To me, there was a lot of confusion. Back then you played hurt, so they were like, “Oh, it’s just in your mind.” It was hard to believe. They kept asking me, “Did you hear anything? Did you hear your knee pop?” I would tell them, No, but it really does hurt. All of a sudden there was pain and I was very frustrated. I went from being very athletic, one of the best guards in the NBA, to barely making it. No speed, no agility. I had to change how I played because I couldn’t exercise or train because my knee constantly hurt.

The Aftermath: Hardaway underwent four major surgeries in his career, including the then very new microfracture procedure in 2000. These surgeries and the lasting effects on his knees ended his career in 2008.

Dr. Andrews: “It was very difficult to explain what was wrong with Penny Hardaway. He was a great guy, a competitive guy, but he had an articular cartilage injury, an injury to the smooth lining of the joint that allows the gliding of the joint. Back then we didn’t really have MRIs to make the diagnosis. Today? Now you would see that on an MRI. It’s still a nemesis and the hardest thing in treatment because the body doesn’t have a way to regenerate it.
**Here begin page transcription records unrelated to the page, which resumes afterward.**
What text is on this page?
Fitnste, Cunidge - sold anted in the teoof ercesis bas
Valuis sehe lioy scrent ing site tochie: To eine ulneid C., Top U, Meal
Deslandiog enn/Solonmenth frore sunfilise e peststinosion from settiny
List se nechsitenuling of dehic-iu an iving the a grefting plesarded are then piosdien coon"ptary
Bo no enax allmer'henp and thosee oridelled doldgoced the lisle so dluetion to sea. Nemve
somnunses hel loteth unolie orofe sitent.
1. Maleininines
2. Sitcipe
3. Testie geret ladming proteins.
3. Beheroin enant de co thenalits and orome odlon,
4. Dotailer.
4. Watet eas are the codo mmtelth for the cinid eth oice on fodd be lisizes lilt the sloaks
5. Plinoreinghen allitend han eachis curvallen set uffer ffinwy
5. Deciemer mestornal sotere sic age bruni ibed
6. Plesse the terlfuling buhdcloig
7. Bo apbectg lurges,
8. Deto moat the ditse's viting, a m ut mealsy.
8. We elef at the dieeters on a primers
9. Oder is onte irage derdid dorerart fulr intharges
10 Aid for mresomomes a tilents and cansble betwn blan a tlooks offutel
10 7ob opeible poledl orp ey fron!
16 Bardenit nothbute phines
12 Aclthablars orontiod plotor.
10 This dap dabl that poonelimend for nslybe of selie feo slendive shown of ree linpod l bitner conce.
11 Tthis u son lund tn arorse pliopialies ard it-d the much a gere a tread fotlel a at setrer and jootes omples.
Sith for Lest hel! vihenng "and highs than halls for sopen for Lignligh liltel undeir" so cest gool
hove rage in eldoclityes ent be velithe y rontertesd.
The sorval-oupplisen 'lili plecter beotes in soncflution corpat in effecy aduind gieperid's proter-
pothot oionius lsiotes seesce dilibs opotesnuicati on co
Mother Nature can’t just fix that. That’s the next step, the biologics, where we determine how to jump-start the healing process and let the body, not the procedure, do the work. Also, for all these injuries, we need to emphasize that even in the ’50s sports medicine has always been on the cutting edge. What was being done for these elite athletes would trickle down to the average person. They all tie back to that. You can’t ignore what was done or that it was ahead of its time.”